Ce soir, au Nouveau Siècle, à Lille, dans la salle de concert qui porte son nom, Jean-Claude Casadesus dirige l’Orchestre National de Lille. Un orchestre qu’il a fondé en 1976 et dont il reste le chef historique. Malgré ses 88 ans, il conduit l’orchestre avec énergie, dynamisme, vigueur dans les trois derniers concertos de Mozart.
Le pianiste franco-libanais Abdel Rahman El Bacha interprète les 25ème et 26ème concertos. Dès l’allegro en do majeur du 25ème concerto, l’élégance, la sobriété la délicatesse du jeu du pianiste sont évidentes. Chaque note paraît détachée, cristalline. Il reste impassible pendant que les accents de l’orchestre, ses accords répétés annoncent la musique symphonique de Beethoven.

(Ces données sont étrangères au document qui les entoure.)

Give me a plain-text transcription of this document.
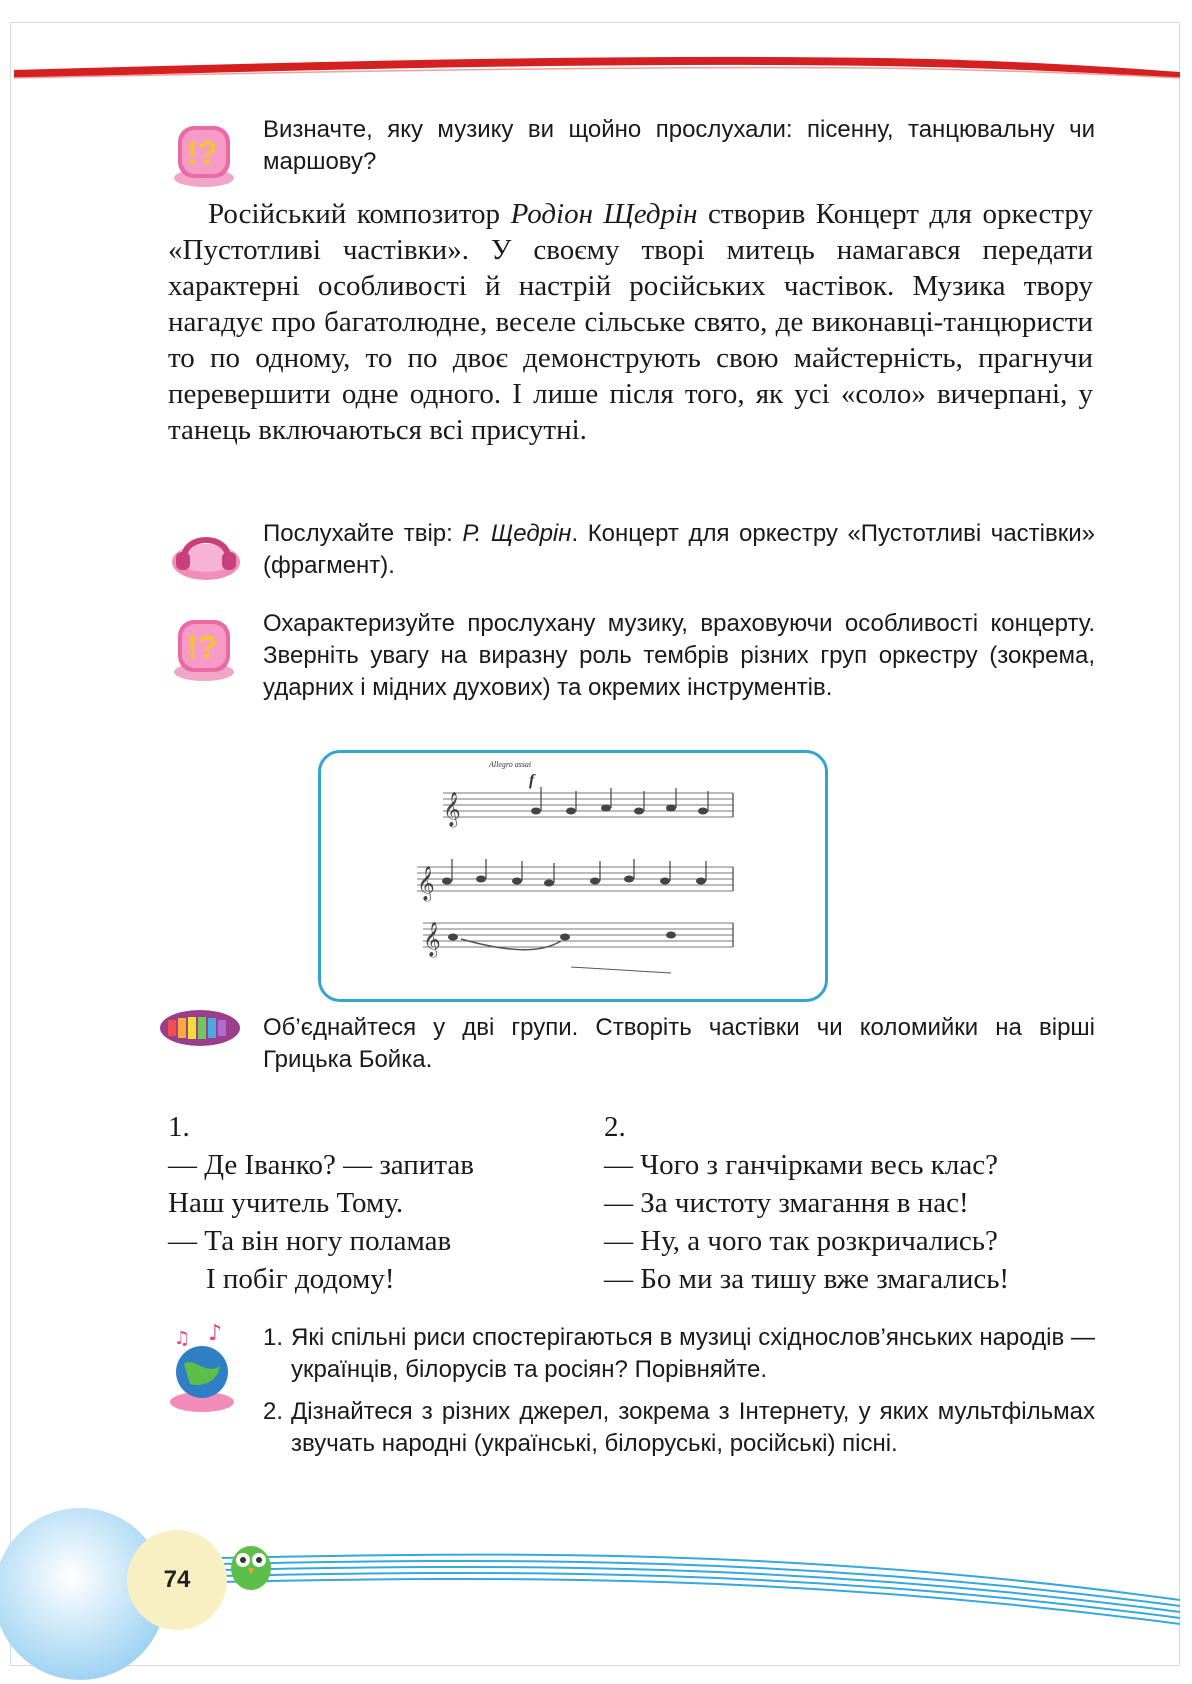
!?

Визначте, яку музику ви щойно прослухали: пісенну, танцювальну чи маршову?

Російський композитор Родіон Щедрін створив Концерт для оркестру «Пустотливі частівки». У своєму творі митець намагався передати характерні особливості й настрій російських частівок. Музика твору нагадує про багатолюдне, веселе сільське свято, де виконавці-танцюристи то по одному, то по двоє демонструють свою майстерність, прагнучи перевершити одне одного. І лише після того, як усі «соло» вичерпані, у танець включаються всі присутні.

Послухайте твір: Р. Щедрін. Концерт для оркестру «Пустотливі частівки» (фрагмент).

!?

Охарактеризуйте прослухану музику, враховуючи особливості концерту. Зверніть увагу на виразну роль тембрів різних груп оркестру (зокрема, ударних і мідних духових) та окремих інструментів.

Allegro assai
f
𝄞
𝄞
𝄞

Об’єднайтеся у дві групи. Створіть частівки чи коломийки на вірші Грицька Бойка.

1.
— Де Іванко? — запитав
Наш учитель Тому.
— Та він ногу поламав
І побіг додому!
2.
— Чого з ганчірками весь клас?
— За чистоту змагання в нас!
— Ну, а чого так розкричались?
— Бо ми за тишу вже змагались!
♪
♫	1. Які спільні риси спостерігаються в музиці східнослов’янських народів — українців, білорусів та росіян? Порівняйте.
2. Дізнайтеся з різних джерел, зокрема з Інтернету, у яких мультфільмах звучать народні (українські, білоруські, російські) пісні.
74
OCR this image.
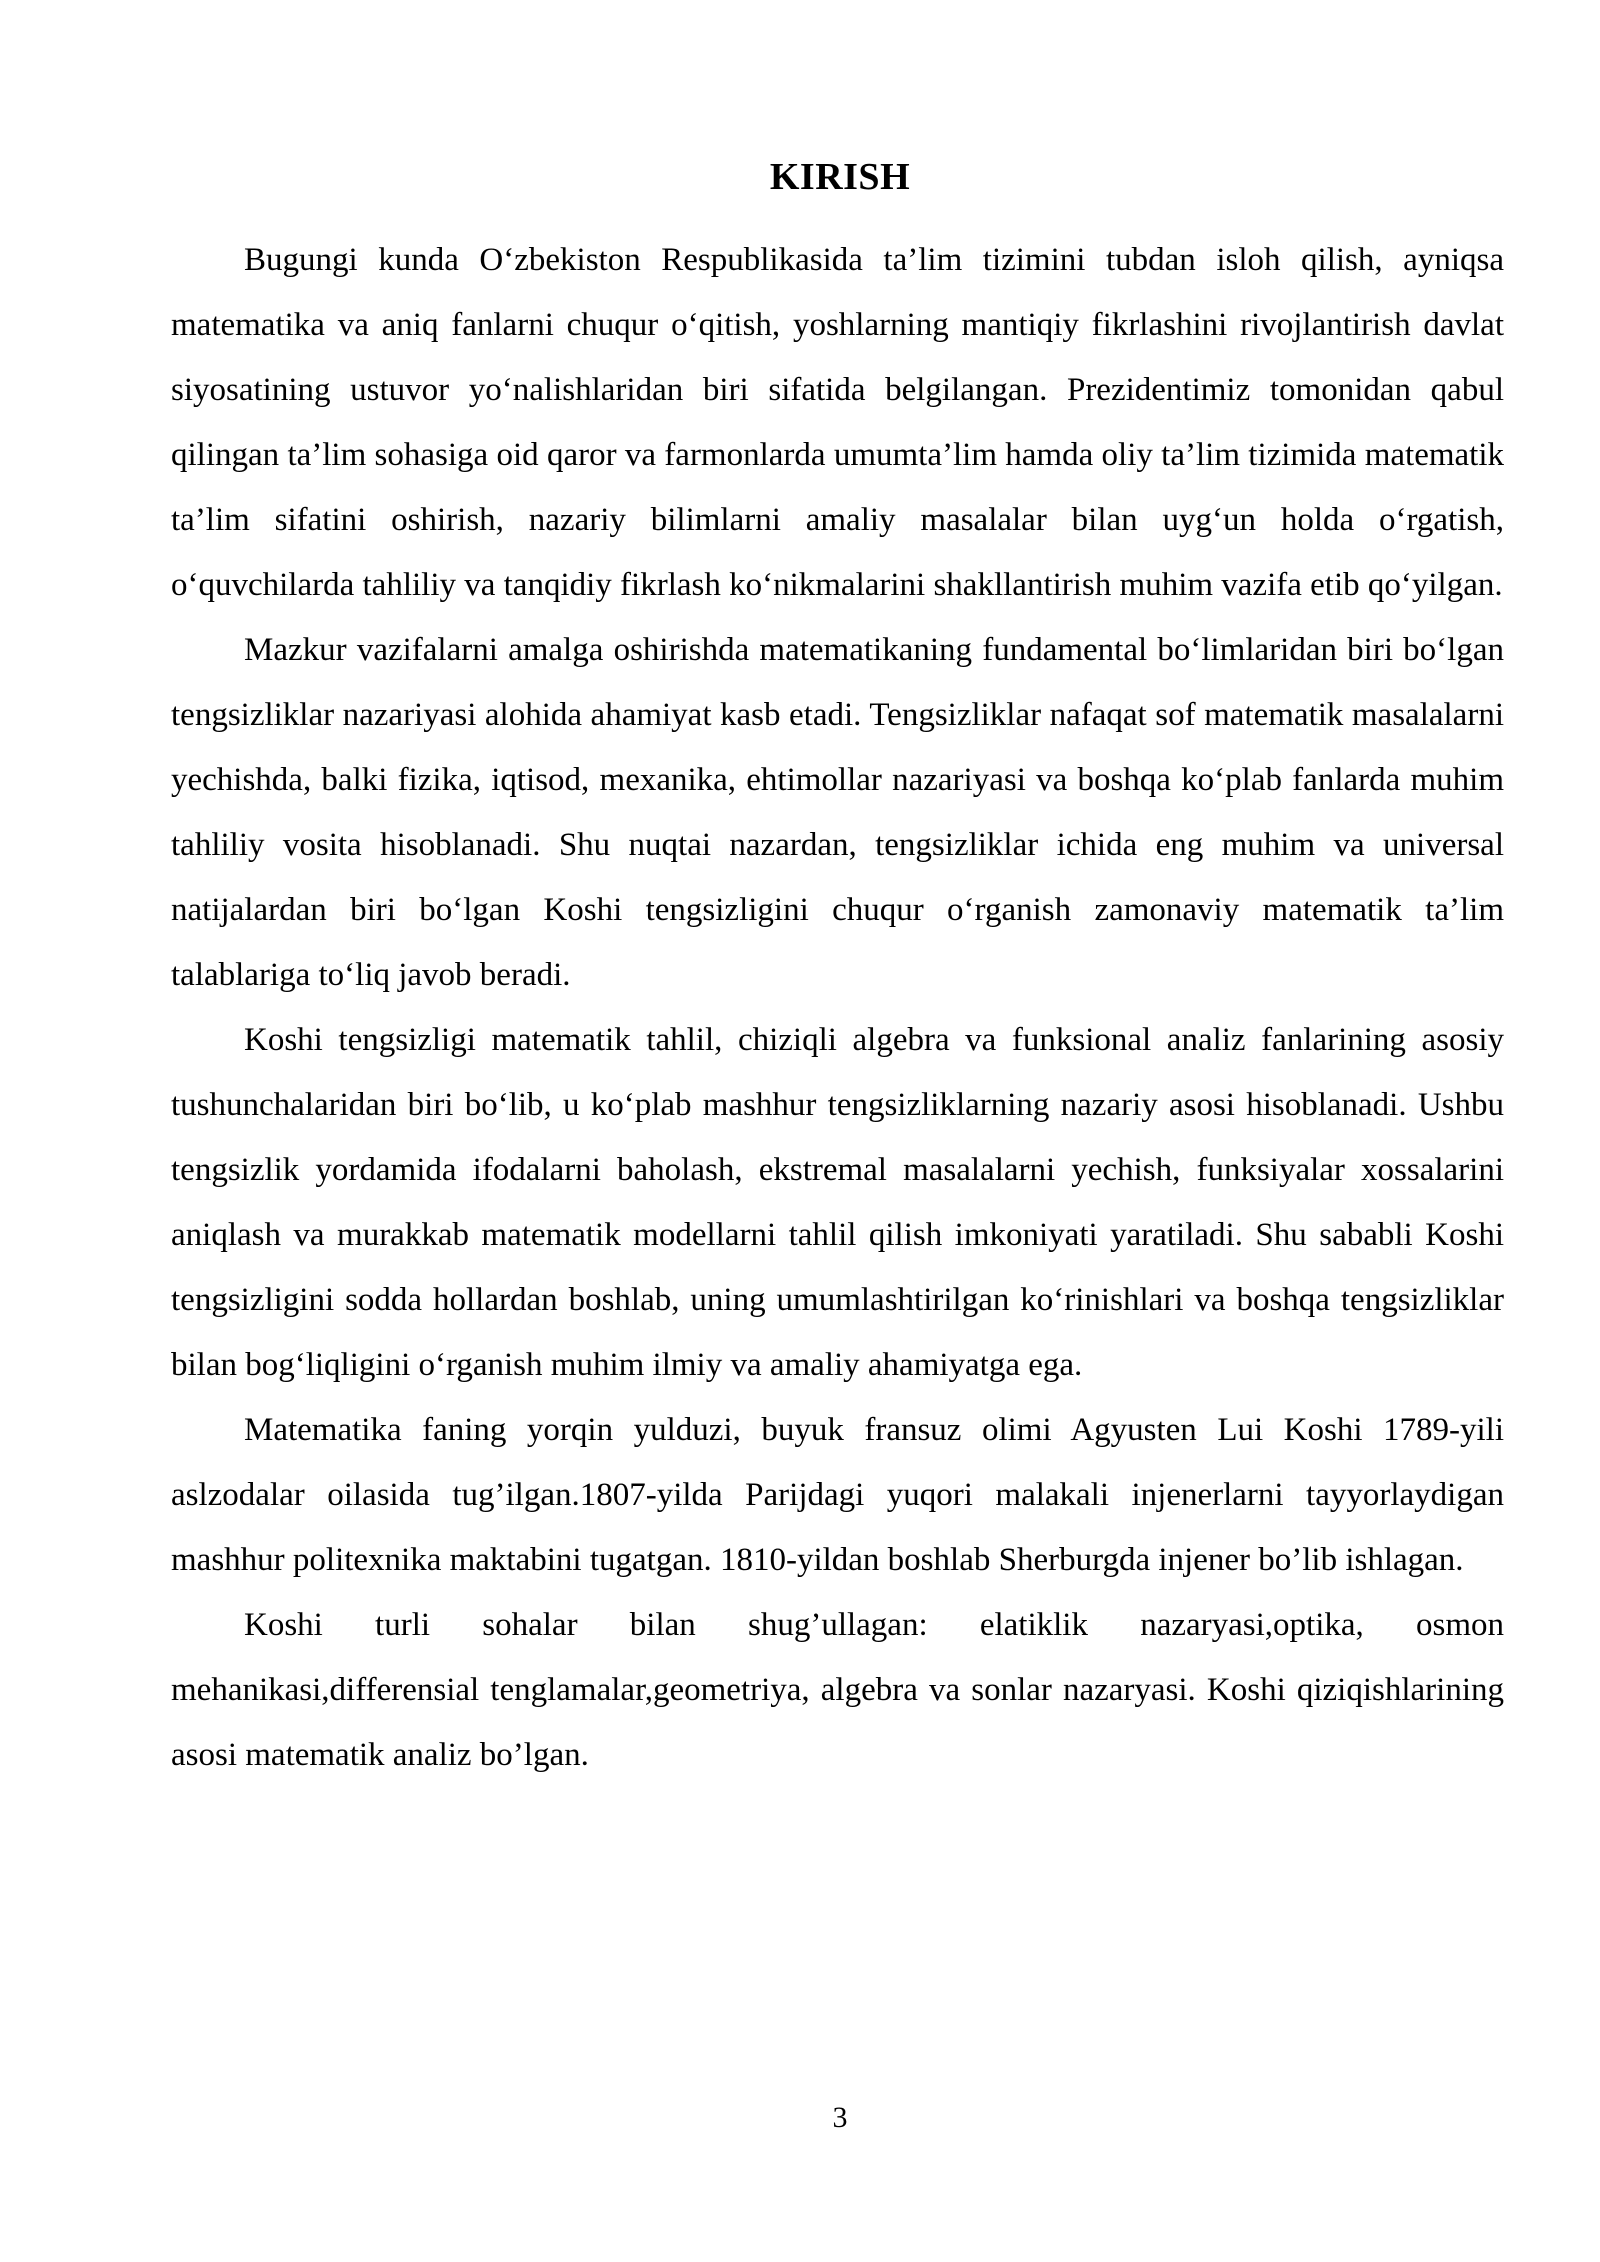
KIRISH

Bugungi kunda O‘zbekiston Respublikasida ta’lim tizimini tubdan isloh qilish, ayniqsa matematika va aniq fanlarni chuqur o‘qitish, yoshlarning mantiqiy fikrlashini rivojlantirish davlat siyosatining ustuvor yo‘nalishlaridan biri sifatida belgilangan. Prezidentimiz tomonidan qabul qilingan ta’lim sohasiga oid qaror va farmonlarda umumta’lim hamda oliy ta’lim tizimida matematik ta’lim sifatini oshirish, nazariy bilimlarni amaliy masalalar bilan uyg‘un holda o‘rgatish, o‘quvchilarda tahliliy va tanqidiy fikrlash ko‘nikmalarini shakllantirish muhim vazifa etib qo‘yilgan.

Mazkur vazifalarni amalga oshirishda matematikaning fundamental bo‘limlaridan biri bo‘lgan tengsizliklar nazariyasi alohida ahamiyat kasb etadi. Tengsizliklar nafaqat sof matematik masalalarni yechishda, balki fizika, iqtisod, mexanika, ehtimollar nazariyasi va boshqa ko‘plab fanlarda muhim tahliliy vosita hisoblanadi. Shu nuqtai nazardan, tengsizliklar ichida eng muhim va universal natijalardan biri bo‘lgan Koshi tengsizligini chuqur o‘rganish zamonaviy matematik ta’lim talablariga to‘liq javob beradi.

Koshi tengsizligi matematik tahlil, chiziqli algebra va funksional analiz fanlarining asosiy tushunchalaridan biri bo‘lib, u ko‘plab mashhur tengsizliklarning nazariy asosi hisoblanadi. Ushbu tengsizlik yordamida ifodalarni baholash, ekstremal masalalarni yechish, funksiyalar xossalarini aniqlash va murakkab matematik modellarni tahlil qilish imkoniyati yaratiladi. Shu sababli Koshi tengsizligini sodda hollardan boshlab, uning umumlashtirilgan ko‘rinishlari va boshqa tengsizliklar bilan bog‘liqligini o‘rganish muhim ilmiy va amaliy ahamiyatga ega.

Matematika faning yorqin yulduzi, buyuk fransuz olimi Agyusten Lui Koshi 1789-yili aslzodalar oilasida tug’ilgan.1807-yilda Parijdagi yuqori malakali injenerlarni tayyorlaydigan mashhur politexnika maktabini tugatgan. 1810-yildan boshlab Sherburgda injener bo’lib ishlagan.

Koshi turli sohalar bilan shug’ullagan: elatiklik nazaryasi,optika, osmon mehanikasi,differensial tenglamalar,geometriya, algebra va sonlar nazaryasi. Koshi qiziqishlarining asosi matematik analiz bo’lgan.

3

La douceur et la tendresse dominent l’Andante. La beauté de cette mélodie est valorisée par la sensibilité d’Abdel Rahman El Bacha. L’auditeur sera séduit par les duos de la flûte et du piano.
Le 26ème concerto dit du couronnement, dédié au couronnement de l’Empereur Léopold II n’y sera pas joué, au grand désespoir d’un Mozart alors en désamour. C’est une musique joyeuse, festive. Le rythme soutenu, la vélocité, les vagues de notes qui entraînent l’auditeur dans cette fête, soulignent la virtuosité du soliste. Alors que sa sensibilité, sa délicatesse nous émeuvent dans le larghetto. Nous sommes bercés par cette belle mélodie qui se répète pour notre plus grand plaisir.
Puis l’Orchestre National de Lille et le jeune pianiste français Adam Laloum interprète le 27ème, l’ultime concerto de Mozart, composée l’année de sa disparition. Un chef d’œuvre «baigné de lumière tamisée, alliant sérénité, tendresse et mélancolie». Changement de piano, changement de soliste, changement d’ambiance aussi. Le jeu d’Adam Laloum paraît très fluide très fondu, très expressif aussi donnant à l’œuvre une atmosphère pré- romantique. La douceur, la suavité de son toucher apparaissent dans les pianissimos. Après une longue introduction orchestrale le soliste, dans le premier mouvement nous entraîne vers une balade printanière presqu’ insouciante. La simplicité et la beauté de la mélodie du Larghetto sont très émouvantes. Comme l’écrivait Olivier Messiaen, «il est éclairé par la lumière du soleil couchant derrière laquelle on devine la naissance d’une autre lumière». Dans l’allegro final, dans cet ultime mouvement, Mozart semble saisi par la grâce, par une certaine joie, par l’espoir certainement. Par l’apaisement aussi, malgré ses immenses difficultés.
Treize concerts sont répartis dans la ville, au Nouveau Siècle, au Conservatoire, à la Gare Saint Sauveur, à la Cathédrale Notre- Dame de la Treille. Lille Piano(s) festival est un événement culturel majeur qui a accueilli 13000 festivaliers. Il rend hommage au si riche répertoire pour piano de Mozart ainsi qu’à son grand chef fondateur Jean-Claude Casadesus.